Frisch, frei, fröhlich, fromm ist der Mann, der diese Geschichte erzählt hat. Sie verdient es aber, daß sie noch einmal erzählt werde, so unscheinbar sie Manchem auch vorkommen mag.

Der Gutsbesitzer Vormann hatte einen braven Knecht, und daß er brav war, erfuhr er zuerst durch eine kleine Tatsache, an die sich später viele andere anreihten.

Der Knecht hatte nichts davon gewußt, daß ein Auge ihn sah, als er sich brav benahm, und das sind die besten Thaten, die so geschehen; sie werden nur selten äußerlich belohnt, aber sie haben doch einen guten Zahlmeister, der immer baare Münze hat, und das ist der Herr Geheime Kabinetsrath im Herzen, und wer den bei sich richtig angestellt weiß, dem kann es einerlei sein, wie er selbst und wie Andere in der Welt betitelt werden.

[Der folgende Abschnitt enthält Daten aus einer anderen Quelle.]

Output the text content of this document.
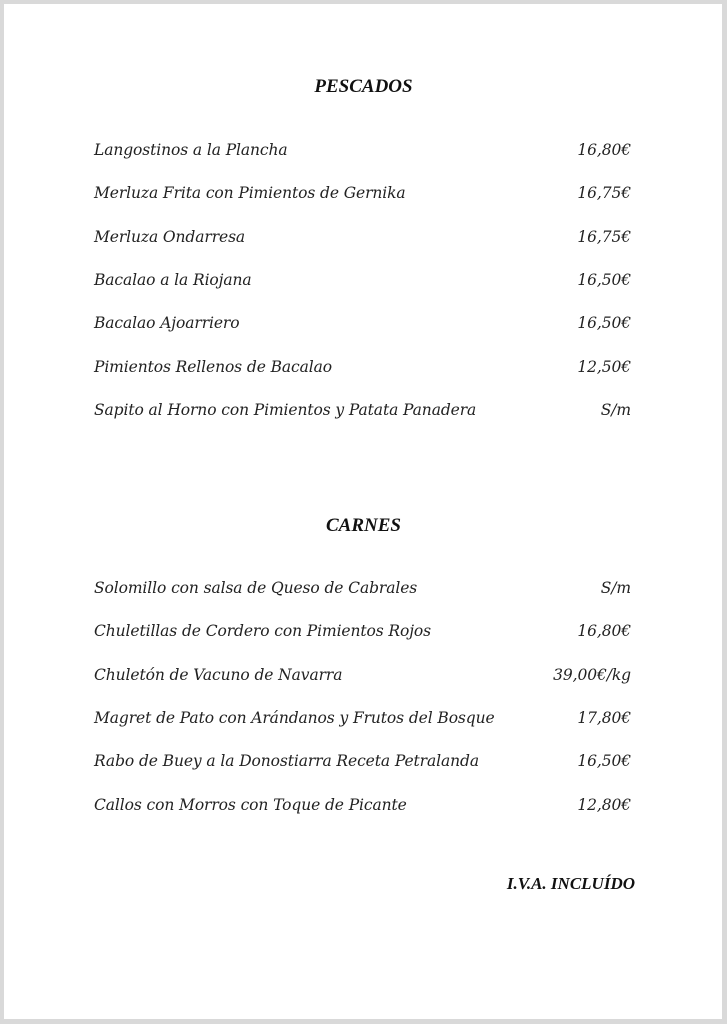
PESCADOS
Langostinos a la Plancha	16,80€
Merluza Frita con Pimientos de Gernika	16,75€
Merluza Ondarresa	16,75€
Bacalao a la Riojana	16,50€
Bacalao Ajoarriero	16,50€
Pimientos Rellenos de Bacalao	12,50€
Sapito al Horno con Pimientos y Patata Panadera	S/m
CARNES
Solomillo con salsa de Queso de Cabrales	S/m
Chuletillas de Cordero con Pimientos Rojos	16,80€
Chuletón de Vacuno de Navarra	39,00€/kg
Magret de Pato con Arándanos y Frutos del Bosque	17,80€
Rabo de Buey a la Donostiarra Receta Petralanda	16,50€
Callos con Morros con Toque de Picante	12,80€
I.V.A. INCLUÍDO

Es war ein heißer Mittag, als der Knecht Konrad mit seinen Pferden vom Ackern heimgekommen war. Die beiden Pferde wurden gefüttert und abgeschirrt, denn Jeder wer es wissen will, weiß, daß auch ein Thier nicht zur rechten Ruhe kommt, so lange es das Geschirr auf dem Leib hat; aber Manche wollen es nicht wissen, um sich die Mühe des Ab- und Aufschirrens zu ersparen. Das that aber Vormanns Konrad nicht, und es kann wohl sein, daß ihm selber darum auch das Essen drin am Gesindetisch um so besser schmeckte.

Der Streit ist noch unentschieden, welche Pfeife am besten schmeckt, ob die nach der Morgensuppe, die nach dem Mittagessen oder die am Feierabend. Unser Konrad liebte sie alle gleich, und er gehörte noch nicht zu den Cigarrenrauchern, er ließ sich's nicht verdrießen, seine Pfeife zu reinigen und darauf Acht zu geben, damit er Genuß davon habe, während man die Cigarren nur anzündet, raucht und dann den Rest wegwirft.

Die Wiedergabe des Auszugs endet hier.